Lundi, Ali Rodriguez, président de la PDVSA, disait : «L'exportation du pétrole est paralysée ; l'activité portuaire est paralysée ; l'activité des raffineries commence à être paralysée et bien sûr l'activité de production aussi».

«Un désastre national nous menace ; aucun travailleur qui aime sa compagnie ou son pays peut permettre à cette situation de durer», a-t-il dit. Il a prévenu qu'à moins que la PDVSA recommence la distribution normale du pétrole, il ne pourrait payer ses fournisseurs à temps, et risquerait des amendes massives pour avoir failli à ses livraisons. Rodriguez est le seul des 8 directeurs de la PDVSA à ne pas avoir démissioné pour protester contre Chavez.

On estime que les raffineries ont une quantité suffisante de pétrole, mais qu'elles ne peuvent le distribuer à cause du blocus des transports. Ainsi des stations de service ont commencé à fermer et au moins une grande ligne aérienne a annulé des dizaines de vols à cause d'inquiétudes sur une pénurie d'essence. On annonce que certaines lignes étrangères ont aussi annulé leurs vols en direction de Caracas, pour éviter que leurs appareils ne puissent refaire le plein.

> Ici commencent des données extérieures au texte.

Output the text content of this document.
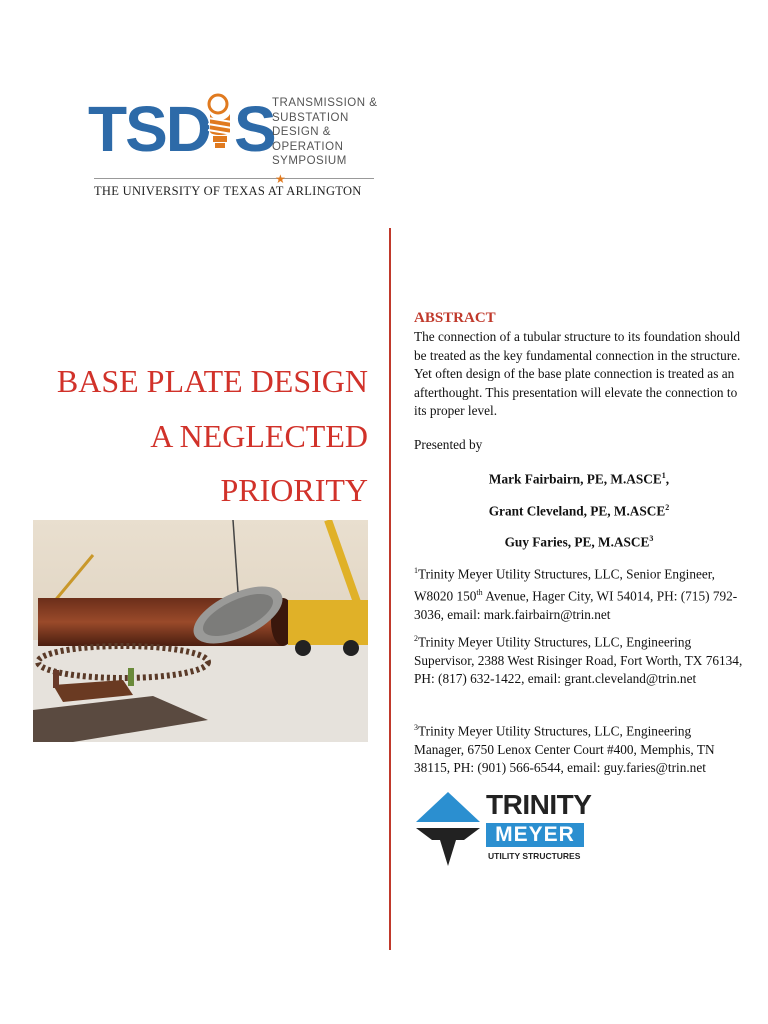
TSD S
TRANSMISSION &
SUBSTATION
DESIGN &
OPERATION
SYMPOSIUM
★
THE UNIVERSITY OF TEXAS AT ARLINGTON
BASE PLATE DESIGN
A NEGLECTED
PRIORITY
ABSTRACT
The connection of a tubular structure to its foundation should be treated as the key fundamental connection in the structure. Yet often design of the base plate connection is treated as an afterthought. This presentation will elevate the connection to its proper level.
Presented by
Mark Fairbairn, PE, M.ASCE$^1$,
Grant Cleveland, PE, M.ASCE$^2$
Guy Faries, PE, M.ASCE$^3$
$^1$Trinity Meyer Utility Structures, LLC, Senior Engineer, W8020 150th Avenue, Hager City, WI 54014, PH: (715) 792-3036, email: mark.fairbairn@trin.net
$^2$Trinity Meyer Utility Structures, LLC, Engineering Supervisor, 2388 West Risinger Road, Fort Worth, TX 76134, PH: (817) 632-1422, email: grant.cleveland@trin.net
$^3$Trinity Meyer Utility Structures, LLC, Engineering Manager, 6750 Lenox Center Court #400, Memphis, TN 38115, PH: (901) 566-6544, email: guy.faries@trin.net
TRINITY
MEYER
UTILITY STRUCTURES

Chavez a riposté en ordonnant à l'armée de prendre le contrôle des raffineries, des centres de distribution de pétrole, et des pétroliers qui avaient cessé leurs opérations.

Dans une autre tentative de saboter l'économie déjà chancelante du pays, les banques ont annoncé une fermeture d'un jour lundi et ont indiqué qu'elles limiteraient indéfiniment leurs heures d'ouverture.

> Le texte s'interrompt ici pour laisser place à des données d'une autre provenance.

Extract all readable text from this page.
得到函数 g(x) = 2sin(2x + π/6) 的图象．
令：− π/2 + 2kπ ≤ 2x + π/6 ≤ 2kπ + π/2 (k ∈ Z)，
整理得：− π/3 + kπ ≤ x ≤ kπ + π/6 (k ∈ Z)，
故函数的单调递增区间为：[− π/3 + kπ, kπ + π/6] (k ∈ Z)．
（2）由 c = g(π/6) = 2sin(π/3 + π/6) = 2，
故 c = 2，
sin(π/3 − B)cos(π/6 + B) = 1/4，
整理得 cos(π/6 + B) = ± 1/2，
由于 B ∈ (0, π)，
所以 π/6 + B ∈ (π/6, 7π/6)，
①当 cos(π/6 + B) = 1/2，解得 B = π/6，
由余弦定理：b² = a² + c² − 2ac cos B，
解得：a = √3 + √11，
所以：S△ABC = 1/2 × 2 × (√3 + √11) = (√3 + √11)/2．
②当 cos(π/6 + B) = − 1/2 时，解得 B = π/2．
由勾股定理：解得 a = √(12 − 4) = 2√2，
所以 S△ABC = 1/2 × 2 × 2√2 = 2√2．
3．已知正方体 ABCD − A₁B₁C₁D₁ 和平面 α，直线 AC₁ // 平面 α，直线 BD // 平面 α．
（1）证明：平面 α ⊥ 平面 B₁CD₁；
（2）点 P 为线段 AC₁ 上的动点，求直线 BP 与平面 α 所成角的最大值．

L'atmosphère de provocation et de sabotage économique du patronat rappelle la campagne de la CIA pour déstabiliser le gouvernment d'Unité Populaire du président chilien Salvador Allende en 1973. On a su par la suite que les services secrets américains, travaillant dans les organisations patronales et les syndicats de droite corrompus, avait donné les fonds pour organiser une grève des routiers qui avait paralysé le pays. La dislocation économique qui en a résulté a préparé le coup militaire du 11 septembre 1973, dirigé par le Général Augusto Pinochet, qui a dirigé un bain de sang contre la classe ouvrière chilienne et 15 ans de dictature.

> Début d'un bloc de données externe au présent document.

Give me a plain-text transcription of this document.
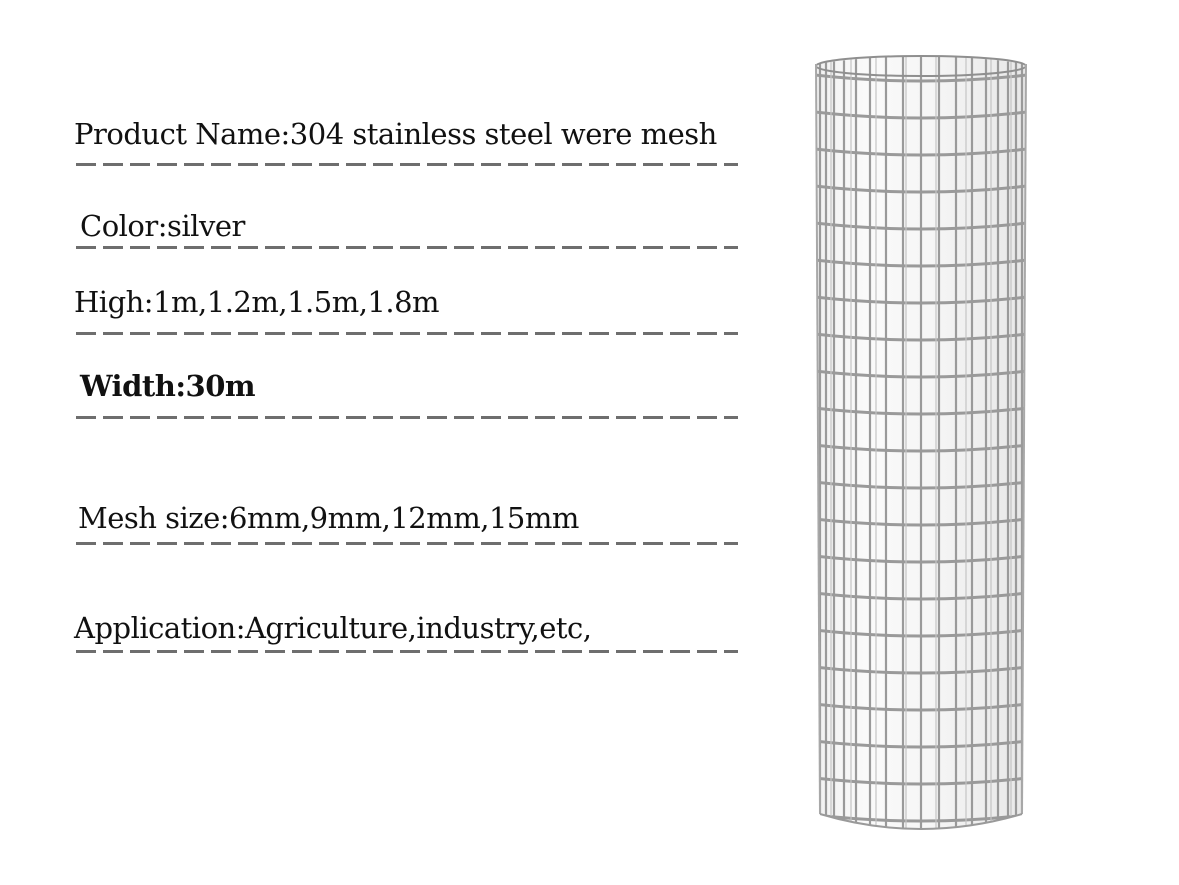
Product Name:304 stainless steel were mesh
Color:silver
High:1m,1.2m,1.5m,1.8m
Width:30m
Mesh size:6mm,9mm,12mm,15mm
Application:Agriculture,industry,etc,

On ne peut douter que Washington est profondément impliqué dans les troubles au Venezuela. Avant de lancer sa guerre contre l'Irak, l'administration Bush voudra certainement s'assurer que le pays restera une source stable de pétrole. A long terme l'élite dirigeante américaine et l'oligarchie vénézuélienne anticipent des profits immenses en privatisant la compagnie pétrolière nationale.

Depuis le mois d'avril, Chavez tente d'arriver à une entente avec Washington, mettant en sourdine sa rhétorique nationaliste et faisant même une déclaration publique que le Vénézuela resterait une source «sûre» de pétrole pour le marché américain si une invasion de l'Irak nuisait au ravitaillement américain en pétrole.

Même si le gouvernement vénézuélien a largement obéi aux prescriptions économiques du Fonds monétaire international, l'administration Bush a fermement décidé de lutter pour l'expulsion de Chavez, dont les condamnations des bombardements américains en Afghanistan et les relations amicales avec Cuba ont provoqué la colère de Washington. Comme la classe dirigeante vénézuélienne, l'administration Bush voit ses réformes limitées et ses appels populistes aux masses pauvres du pays comme une menace intolérable à la richesse et au privilège.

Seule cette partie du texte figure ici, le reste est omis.